Researchers conducting studies to investigate reversal of type 2 diabetes

Canadian researchers are conducting two national research studies to explore the remission and reversal of type 2 diabetes.
McMaster University has teamed with several pharmaceutical companies to help fund these trials, which will take place in Calgary, Winnipeg, Montreal, London, and Toronto.
The studies will focus on treating type 2 diabetes with an intensive diet, physical activity and drug regimen for three months. After this time, medication is ceased and participants to followed to see if their diabetes returns.
“We think this could work for up to 40 per cent of people with type 2 diabetes and possibly more,” said senior investigator Dr. Hertzel Gerstein.

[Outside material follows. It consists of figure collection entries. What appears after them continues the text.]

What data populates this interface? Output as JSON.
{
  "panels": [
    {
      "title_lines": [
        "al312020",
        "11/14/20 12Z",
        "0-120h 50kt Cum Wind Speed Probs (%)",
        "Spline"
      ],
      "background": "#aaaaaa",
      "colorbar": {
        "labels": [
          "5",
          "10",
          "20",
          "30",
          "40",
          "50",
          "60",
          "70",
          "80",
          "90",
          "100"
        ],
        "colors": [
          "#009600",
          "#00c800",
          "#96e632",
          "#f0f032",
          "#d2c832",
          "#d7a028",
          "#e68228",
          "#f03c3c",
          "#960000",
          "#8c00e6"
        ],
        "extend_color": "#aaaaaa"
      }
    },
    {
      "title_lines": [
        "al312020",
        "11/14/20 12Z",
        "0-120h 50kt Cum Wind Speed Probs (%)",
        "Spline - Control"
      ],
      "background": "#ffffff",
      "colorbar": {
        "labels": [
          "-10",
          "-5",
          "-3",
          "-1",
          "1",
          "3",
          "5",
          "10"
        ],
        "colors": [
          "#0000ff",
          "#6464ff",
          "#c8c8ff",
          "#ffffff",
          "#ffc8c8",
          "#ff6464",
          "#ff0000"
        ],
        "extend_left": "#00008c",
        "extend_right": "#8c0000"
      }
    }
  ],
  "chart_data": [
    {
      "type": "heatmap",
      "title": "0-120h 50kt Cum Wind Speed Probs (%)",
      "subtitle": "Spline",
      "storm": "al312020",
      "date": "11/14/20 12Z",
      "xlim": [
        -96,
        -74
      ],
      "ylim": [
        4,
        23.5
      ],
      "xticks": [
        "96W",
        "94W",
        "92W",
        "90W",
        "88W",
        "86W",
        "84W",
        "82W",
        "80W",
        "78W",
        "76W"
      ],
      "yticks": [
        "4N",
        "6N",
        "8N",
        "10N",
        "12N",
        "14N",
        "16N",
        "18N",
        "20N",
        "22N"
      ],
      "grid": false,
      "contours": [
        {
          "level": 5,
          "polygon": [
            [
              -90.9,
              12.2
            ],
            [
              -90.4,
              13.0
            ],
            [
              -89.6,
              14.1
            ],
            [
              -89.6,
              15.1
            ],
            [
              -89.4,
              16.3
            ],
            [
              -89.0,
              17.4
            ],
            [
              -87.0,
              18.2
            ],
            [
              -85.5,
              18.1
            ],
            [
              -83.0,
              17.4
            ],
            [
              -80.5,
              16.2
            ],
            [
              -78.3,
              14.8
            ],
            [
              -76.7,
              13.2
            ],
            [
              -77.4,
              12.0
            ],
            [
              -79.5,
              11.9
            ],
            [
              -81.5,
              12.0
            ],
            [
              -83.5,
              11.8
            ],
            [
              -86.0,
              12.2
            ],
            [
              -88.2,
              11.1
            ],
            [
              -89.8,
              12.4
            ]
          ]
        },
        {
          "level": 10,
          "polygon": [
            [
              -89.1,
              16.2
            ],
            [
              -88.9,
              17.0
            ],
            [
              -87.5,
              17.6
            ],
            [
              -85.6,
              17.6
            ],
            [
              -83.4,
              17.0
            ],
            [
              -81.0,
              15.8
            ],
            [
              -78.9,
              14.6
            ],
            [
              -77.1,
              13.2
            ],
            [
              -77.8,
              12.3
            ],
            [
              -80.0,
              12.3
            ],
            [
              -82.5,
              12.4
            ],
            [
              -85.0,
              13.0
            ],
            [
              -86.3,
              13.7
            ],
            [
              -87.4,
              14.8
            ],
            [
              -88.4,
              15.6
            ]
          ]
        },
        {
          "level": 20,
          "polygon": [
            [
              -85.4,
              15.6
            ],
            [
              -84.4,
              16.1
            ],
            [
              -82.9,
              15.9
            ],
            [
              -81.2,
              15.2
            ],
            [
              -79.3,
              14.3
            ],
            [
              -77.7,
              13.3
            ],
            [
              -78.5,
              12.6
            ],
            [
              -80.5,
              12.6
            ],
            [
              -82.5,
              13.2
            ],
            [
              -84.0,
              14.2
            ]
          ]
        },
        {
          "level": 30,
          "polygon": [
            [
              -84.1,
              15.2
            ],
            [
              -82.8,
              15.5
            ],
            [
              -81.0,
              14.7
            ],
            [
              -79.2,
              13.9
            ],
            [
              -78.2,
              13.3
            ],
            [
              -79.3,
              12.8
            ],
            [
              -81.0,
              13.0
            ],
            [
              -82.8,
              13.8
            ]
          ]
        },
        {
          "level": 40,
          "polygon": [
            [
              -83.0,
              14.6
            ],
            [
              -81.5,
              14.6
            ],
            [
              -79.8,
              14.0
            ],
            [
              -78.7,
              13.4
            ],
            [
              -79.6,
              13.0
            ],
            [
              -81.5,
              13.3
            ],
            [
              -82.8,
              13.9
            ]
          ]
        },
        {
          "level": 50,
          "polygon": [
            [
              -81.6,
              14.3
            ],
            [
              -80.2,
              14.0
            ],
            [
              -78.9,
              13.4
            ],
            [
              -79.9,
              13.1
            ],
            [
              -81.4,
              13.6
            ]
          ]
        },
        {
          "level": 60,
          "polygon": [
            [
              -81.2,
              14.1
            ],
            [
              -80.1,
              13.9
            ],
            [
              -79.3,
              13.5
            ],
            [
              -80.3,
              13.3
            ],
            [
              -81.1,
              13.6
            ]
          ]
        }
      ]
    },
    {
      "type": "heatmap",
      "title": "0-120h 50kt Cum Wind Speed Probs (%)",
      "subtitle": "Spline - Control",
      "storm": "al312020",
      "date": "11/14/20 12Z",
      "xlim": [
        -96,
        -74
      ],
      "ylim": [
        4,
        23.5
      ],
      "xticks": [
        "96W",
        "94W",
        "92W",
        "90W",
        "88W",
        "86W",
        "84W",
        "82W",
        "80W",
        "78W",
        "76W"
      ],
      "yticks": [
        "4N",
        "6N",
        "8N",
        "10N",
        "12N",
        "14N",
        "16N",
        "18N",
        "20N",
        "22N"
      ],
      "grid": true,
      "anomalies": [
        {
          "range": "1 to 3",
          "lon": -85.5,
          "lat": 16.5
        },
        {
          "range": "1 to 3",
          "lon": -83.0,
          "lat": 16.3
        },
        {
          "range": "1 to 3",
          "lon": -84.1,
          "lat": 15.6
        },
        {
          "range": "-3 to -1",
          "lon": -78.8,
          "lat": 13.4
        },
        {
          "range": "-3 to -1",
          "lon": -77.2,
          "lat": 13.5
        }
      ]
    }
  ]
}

“Some studies have suggested that up to 10 per cent of people with type 2 diabetes go into remission with just diet and activity. Other studies say remission is higher with intensive medication therapy. So we had to test both together.”
During the studies, participants will be encouraged to do moderate-intensity exercise for 30 minutes five to six days a week. This fits in with UK health recommendations. Additionally, participants will receive individualised diet advice and help with lifestyle modifications.
The participants in Canada will be eligible if they have been diagnosed with type 2 diabetes within the past eight years and are not currently taking insulin. The studies are expected to take two years to conclude.
There are multiple other studies investigating the reversal of type 2 diabetes: earlier this year, Newcastle University reported that a very low-calorie diet can reverse the condition for up to six months, while removing fat from the pancreas, through dietary changes, could reverse the development of type 2 diabetes.